Mesdames, messieurs les sénateurs, je crois qu'il est évident, à ce stade - cela a été souligné par les différents orateurs -, que la seule gratuité ne peut avoir un effet important sans un recours à une médiation appropriée et, bien entendu, à l'engagement de personnels formés à ces pratiques et à ces enjeux.

Les musées sont, par excellence, des lieux de transmission des savoirs, et cela fait plus de vingt ans que le métier de médiateur a été introduit dans ces institutions. Je souhaite, d'ailleurs, que nous puissions ouvrir une réflexion sur l'avenir et l'évolution des métiers de l'accueil et de la surveillance.

Toute nouvelle mesure de gratuité doit être accompagnée d'une campagne de communication adaptée, de nouveaux outils de médiation, de la recherche et de l'accompagnement des publics les plus éloignés de la culture et des musées.

Je voudrais rappeler, à cet instant, l'importance du développement des partenariats avec les collectivités territoriales, mais aussi avec l'ensemble des acteurs de la société civile et des acteurs sociaux.

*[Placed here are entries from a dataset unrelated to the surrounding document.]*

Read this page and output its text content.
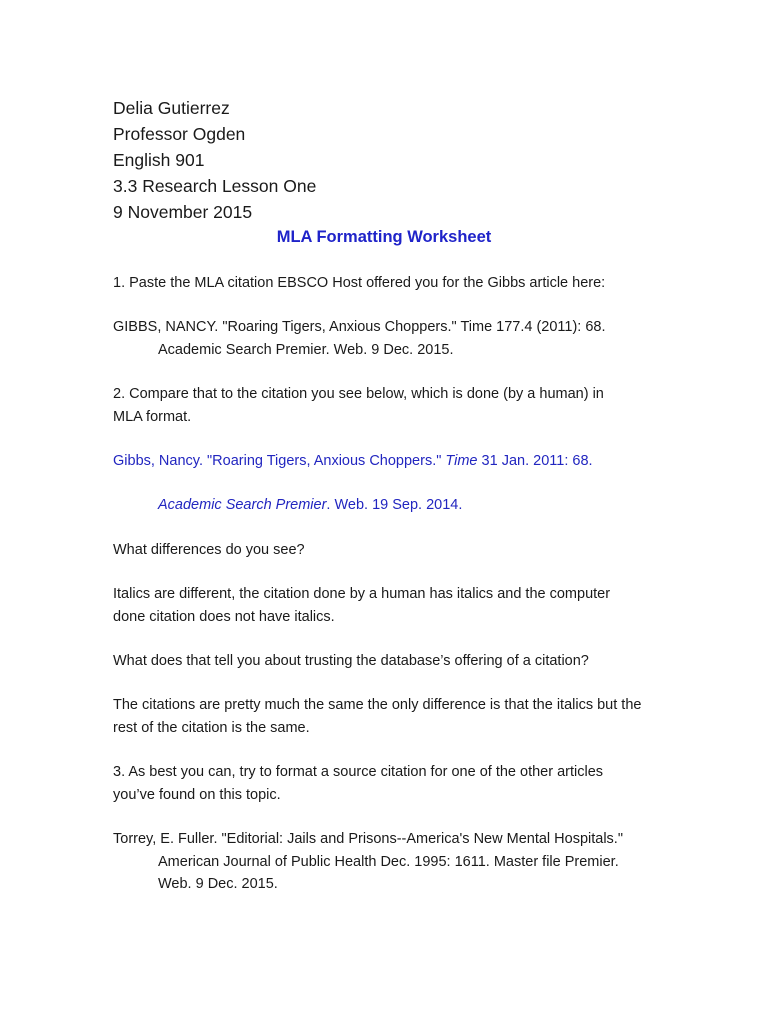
Delia Gutierrez
Professor Ogden
English 901
3.3 Research Lesson One
9 November 2015
MLA Formatting Worksheet

1. Paste the MLA citation EBSCO Host offered you for the Gibbs article here:

GIBBS, NANCY. "Roaring Tigers, Anxious Choppers." Time 177.4 (2011): 68.
Academic Search Premier. Web. 9 Dec. 2015.

2. Compare that to the citation you see below, which is done (by a human) in MLA format.

Gibbs, Nancy. "Roaring Tigers, Anxious Choppers." Time 31 Jan. 2011: 68.
Academic Search Premier. Web. 19 Sep. 2014.

What differences do you see?

Italics are different, the citation done by a human has italics and the computer done citation does not have italics.

What does that tell you about trusting the database’s offering of a citation?

The citations are pretty much the same the only difference is that the italics but the rest of the citation is the same.

3. As best you can, try to format a source citation for one of the other articles you’ve found on this topic.

Torrey, E. Fuller. "Editorial: Jails and Prisons--America's New Mental Hospitals."
American Journal of Public Health Dec. 1995: 1611. Master file Premier.
Web. 9 Dec. 2015.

J'évoquerai l'exemple des protocoles d'accord et des conventions que nous passons avec les ministères chargés de l'éducation nationale, de la recherche et de l'enseignement supérieur, de la santé, de la justice, du tourisme, ainsi, bien entendu, qu'avec les fédérations d'éducation populaire.

Il est clair que le travail en cours sur la tarification de l'accès aux musées est l'un des aspects majeurs - mais ce n'est pas le seul - de l'insertion des musées de France dans la vie sociale et culturelle de nos concitoyens. Il est également clair que c'est l'un des volets - ce n'est pas non plus le seul - d'une politique générale de démocratisation culturelle que nous appelons de nos voeux et qui va bien au-delà, supposant en particulier la mise en oeuvre d'une politique d'éducation artistique et culturelle forte et adaptée.

Il est évident, en outre, que cette question s'inscrit dans une réflexion générale sur le thème de la gratuité de la culture. Cela a notamment été souligné par MM. Valade, Renar et Lagauche. En effet, nous menons par ailleurs une réflexion sur la lutte contre le piratage et sur le téléchargement, afin de défendre le droit des auteurs, ce qui est aussi une façon de défendre l'emploi culturel. Cela suppose évidemment toute une philosophie. La question de la gratuité des musées est l'un des éléments de la démarche, même si l'on voit bien quelle incidence la gratuité peut avoir sur la fréquentation de ces établissements. Sur ce point, les chiffres sont significatifs.

En tout cas, si nous devions aller vers cette solution, il faudrait affirmer une volonté politique très forte et faire des choix budgétaires à la hauteur des enjeux et des nécessités. (Applaudissements sur les travées de l'UMP et de l'UC-UDF.)